Et il entra et s’arrêta sur la place de la ville, et il n’y eut personne qui les reçut dans sa maison pour y passer la nuit. Et voici un vieillard revenait de son travail aux champs le soir — c'était un homme de la montagne d’Éphraïm qui habitait à Guibéa et les hommes du lieu étaient des Benjaminites. Et il leva les yeux et vit le voyageur sur la place de la ville et le vieillard dit :

— Où vas-tu et d’où viens-tu ?

Il lui répondit :

— Nous allons de Bethléem de Juda jusqu’à l’extrémité de la montagne d’Éphraïm d’où je suis. Et je suis allé à Bethléem de Juda et maintenant je vais à la maison du Seigneur et il n’y a personne qui me reçoive dans sa maison. Il y a pourtant de la paille et du fourrage pour nos ânes et aussi du pain et du vin pour moi, pour ta servante et pour le jeune homme qui est avec tes serviteurs — nous ne manquons de rien.

Le vieillard dit :

— La paix avec toi ! Seulement je pourvoirai à tous tes besoins, mais ne passe pas la nuit sur la place.

Il le fit entrer dans sa maison et il donna du fourrage aux ânes et ils se lavèrent les pieds puis ils mangèrent et burent. Pendant qu’ils réjouissaient leur cœur voici que des hommes de la ville — des fils de Bélial — entourèrent la maison et frappant à la porte ils dirent au vieillard, maître de la maison :

— Fais sortir l’homme qui est entré chez toi afin que nous le connaissions.

Et sortit le maître de la maison vers eux et leur dit :

— Non, mes frères, ne faites pas le mal je vous prie puisque cet homme est entré dans ma maison, ne commettez pas cette infamie. Voici ma fille — qui est vierge — et sa concubine : je vous les amènerai dehors, vous les humilierez et vous leur ferez ce qu'il vous plaira, mais ne commettez pas sur cet homme une action aussi infâme.

Ces gens ne voulurent pas l’écouter. Alors l’homme prit sa concubine et la leur amena dehors. Ils la connurent et ils abusèrent d’elle toute la nuit jusqu’au matin et ils la renvoyèrent au lever de l’aurore.

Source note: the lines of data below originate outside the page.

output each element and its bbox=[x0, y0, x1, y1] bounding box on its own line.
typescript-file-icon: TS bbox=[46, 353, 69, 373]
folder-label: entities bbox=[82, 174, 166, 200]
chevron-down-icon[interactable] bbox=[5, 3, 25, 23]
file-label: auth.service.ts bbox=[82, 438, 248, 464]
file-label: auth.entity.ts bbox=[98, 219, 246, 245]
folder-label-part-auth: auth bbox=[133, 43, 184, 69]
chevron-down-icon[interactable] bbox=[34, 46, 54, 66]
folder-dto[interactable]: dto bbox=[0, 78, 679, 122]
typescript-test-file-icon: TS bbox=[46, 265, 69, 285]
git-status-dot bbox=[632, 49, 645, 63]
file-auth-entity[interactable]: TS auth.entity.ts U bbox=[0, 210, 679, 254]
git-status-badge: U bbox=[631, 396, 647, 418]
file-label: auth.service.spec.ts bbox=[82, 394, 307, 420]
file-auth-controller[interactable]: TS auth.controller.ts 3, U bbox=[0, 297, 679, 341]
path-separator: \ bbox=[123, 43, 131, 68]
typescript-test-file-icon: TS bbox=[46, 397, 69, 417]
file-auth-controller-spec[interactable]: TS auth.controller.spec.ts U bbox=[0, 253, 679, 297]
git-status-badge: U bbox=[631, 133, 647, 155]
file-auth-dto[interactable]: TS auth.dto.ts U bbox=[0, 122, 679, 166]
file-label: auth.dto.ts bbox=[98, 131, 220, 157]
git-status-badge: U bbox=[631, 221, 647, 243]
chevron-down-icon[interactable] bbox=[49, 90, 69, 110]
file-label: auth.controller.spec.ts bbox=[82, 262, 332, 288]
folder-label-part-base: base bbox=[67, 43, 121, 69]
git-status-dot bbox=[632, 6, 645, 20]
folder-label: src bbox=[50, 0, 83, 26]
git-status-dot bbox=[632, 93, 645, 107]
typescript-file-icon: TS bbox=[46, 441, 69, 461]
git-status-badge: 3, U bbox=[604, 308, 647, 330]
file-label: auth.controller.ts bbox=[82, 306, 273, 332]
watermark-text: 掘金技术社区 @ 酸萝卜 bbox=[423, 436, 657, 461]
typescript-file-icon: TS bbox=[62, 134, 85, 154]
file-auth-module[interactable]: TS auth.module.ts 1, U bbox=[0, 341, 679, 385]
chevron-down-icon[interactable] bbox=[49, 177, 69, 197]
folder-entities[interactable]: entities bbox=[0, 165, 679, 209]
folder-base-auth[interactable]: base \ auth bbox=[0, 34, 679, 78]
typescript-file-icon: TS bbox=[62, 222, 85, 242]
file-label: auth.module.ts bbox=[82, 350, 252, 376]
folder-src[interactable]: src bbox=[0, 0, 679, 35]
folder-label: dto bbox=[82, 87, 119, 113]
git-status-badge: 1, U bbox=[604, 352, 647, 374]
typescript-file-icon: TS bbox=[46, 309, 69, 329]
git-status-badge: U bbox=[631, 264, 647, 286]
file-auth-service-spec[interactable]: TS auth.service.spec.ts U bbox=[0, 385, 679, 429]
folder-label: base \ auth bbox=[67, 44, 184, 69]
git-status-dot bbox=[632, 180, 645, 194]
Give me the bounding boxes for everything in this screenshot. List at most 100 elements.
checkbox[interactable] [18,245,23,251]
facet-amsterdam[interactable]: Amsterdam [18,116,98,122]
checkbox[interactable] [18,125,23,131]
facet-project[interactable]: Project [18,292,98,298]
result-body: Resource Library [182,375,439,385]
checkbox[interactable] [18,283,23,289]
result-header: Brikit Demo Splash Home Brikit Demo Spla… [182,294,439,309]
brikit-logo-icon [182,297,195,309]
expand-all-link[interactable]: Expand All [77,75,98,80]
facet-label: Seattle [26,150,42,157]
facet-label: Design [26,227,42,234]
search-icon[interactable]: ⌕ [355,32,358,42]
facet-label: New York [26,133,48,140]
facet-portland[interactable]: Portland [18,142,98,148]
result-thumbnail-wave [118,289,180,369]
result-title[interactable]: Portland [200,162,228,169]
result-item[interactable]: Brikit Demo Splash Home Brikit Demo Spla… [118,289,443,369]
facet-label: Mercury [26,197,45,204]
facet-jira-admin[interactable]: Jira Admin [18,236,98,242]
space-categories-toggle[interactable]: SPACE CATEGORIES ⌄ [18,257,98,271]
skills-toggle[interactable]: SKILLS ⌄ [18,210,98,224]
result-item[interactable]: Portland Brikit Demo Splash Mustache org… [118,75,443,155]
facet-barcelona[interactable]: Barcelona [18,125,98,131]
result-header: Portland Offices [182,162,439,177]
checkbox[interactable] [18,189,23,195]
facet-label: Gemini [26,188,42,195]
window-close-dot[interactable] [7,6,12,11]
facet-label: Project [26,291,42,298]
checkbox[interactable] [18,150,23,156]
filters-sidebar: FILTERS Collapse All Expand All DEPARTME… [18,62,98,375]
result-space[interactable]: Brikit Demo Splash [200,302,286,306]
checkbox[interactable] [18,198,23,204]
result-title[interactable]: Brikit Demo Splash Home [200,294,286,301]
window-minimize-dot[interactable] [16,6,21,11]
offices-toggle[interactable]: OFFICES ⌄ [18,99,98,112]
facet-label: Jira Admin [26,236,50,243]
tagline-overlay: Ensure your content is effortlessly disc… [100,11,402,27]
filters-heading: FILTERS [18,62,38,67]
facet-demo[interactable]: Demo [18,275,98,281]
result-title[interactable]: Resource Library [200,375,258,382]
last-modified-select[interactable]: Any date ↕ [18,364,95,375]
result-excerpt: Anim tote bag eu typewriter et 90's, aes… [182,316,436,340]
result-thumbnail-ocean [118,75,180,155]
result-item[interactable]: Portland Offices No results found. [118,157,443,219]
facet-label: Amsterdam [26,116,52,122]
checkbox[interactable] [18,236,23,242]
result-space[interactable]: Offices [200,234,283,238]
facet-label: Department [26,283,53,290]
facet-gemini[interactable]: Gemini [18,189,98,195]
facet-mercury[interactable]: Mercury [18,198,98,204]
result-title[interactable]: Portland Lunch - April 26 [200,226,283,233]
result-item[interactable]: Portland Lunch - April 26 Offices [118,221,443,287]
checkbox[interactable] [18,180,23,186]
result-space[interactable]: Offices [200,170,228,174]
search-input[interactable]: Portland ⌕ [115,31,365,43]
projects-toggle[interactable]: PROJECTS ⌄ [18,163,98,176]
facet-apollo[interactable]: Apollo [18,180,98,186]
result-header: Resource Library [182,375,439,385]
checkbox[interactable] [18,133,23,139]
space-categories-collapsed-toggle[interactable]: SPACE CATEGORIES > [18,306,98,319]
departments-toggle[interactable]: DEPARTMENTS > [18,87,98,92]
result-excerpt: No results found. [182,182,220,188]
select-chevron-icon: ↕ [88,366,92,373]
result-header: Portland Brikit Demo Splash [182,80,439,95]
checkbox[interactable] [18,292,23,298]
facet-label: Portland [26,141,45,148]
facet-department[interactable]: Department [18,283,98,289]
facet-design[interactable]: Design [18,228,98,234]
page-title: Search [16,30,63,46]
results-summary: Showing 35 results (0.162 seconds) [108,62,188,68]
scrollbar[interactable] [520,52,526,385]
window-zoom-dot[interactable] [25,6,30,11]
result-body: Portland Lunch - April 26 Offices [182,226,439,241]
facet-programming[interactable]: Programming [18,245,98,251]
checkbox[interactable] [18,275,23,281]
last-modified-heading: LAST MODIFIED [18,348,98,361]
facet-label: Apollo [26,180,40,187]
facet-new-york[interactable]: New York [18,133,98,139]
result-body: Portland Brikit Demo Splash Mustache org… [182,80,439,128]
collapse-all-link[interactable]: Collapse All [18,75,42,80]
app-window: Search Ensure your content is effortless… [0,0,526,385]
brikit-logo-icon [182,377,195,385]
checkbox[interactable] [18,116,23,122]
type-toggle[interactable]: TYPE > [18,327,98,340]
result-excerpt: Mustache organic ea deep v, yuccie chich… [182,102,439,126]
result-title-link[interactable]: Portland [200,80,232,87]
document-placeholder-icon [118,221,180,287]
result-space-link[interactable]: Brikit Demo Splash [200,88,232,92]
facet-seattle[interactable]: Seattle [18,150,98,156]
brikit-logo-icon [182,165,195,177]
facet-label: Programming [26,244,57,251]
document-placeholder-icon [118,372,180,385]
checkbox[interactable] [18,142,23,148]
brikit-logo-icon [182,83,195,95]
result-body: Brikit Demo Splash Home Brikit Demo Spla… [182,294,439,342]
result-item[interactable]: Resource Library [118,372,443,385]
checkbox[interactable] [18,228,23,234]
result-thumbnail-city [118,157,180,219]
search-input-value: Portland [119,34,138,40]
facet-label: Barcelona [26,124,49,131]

Et cette femme, le matin se levant, vint tomber à la porte de l’homme chez qui était son seigneur jusqu'au jour. Son seigneur se leva le matin et ouvrit la porte de la maison et sortit pour aller son chemin. Et voici que la femme, sa concubine, était étendue devant la porte de la maison les mains sur le seuil.

Il lui dit :

— Lève-toi et allons-nous-en.

Et personne ne répondit. Alors l'homme la mit sur son âne et partit pour aller dans sa demeure. Arrivé chez lui il prit un couteau, saisit sa concubine et la coupa membre par membre en douze morceaux et l’envoya dans tout le territoire d’Israël. Et il arriva que quiconque vit cela dit :

— Jamais chose pareille n'a eu lieu, ni ne s'est vue depuis le jour où les fils d’Israël montèrent du pays d’Égypte jusqu’à ce jour. Pensez-y, prenez conseil et parlez.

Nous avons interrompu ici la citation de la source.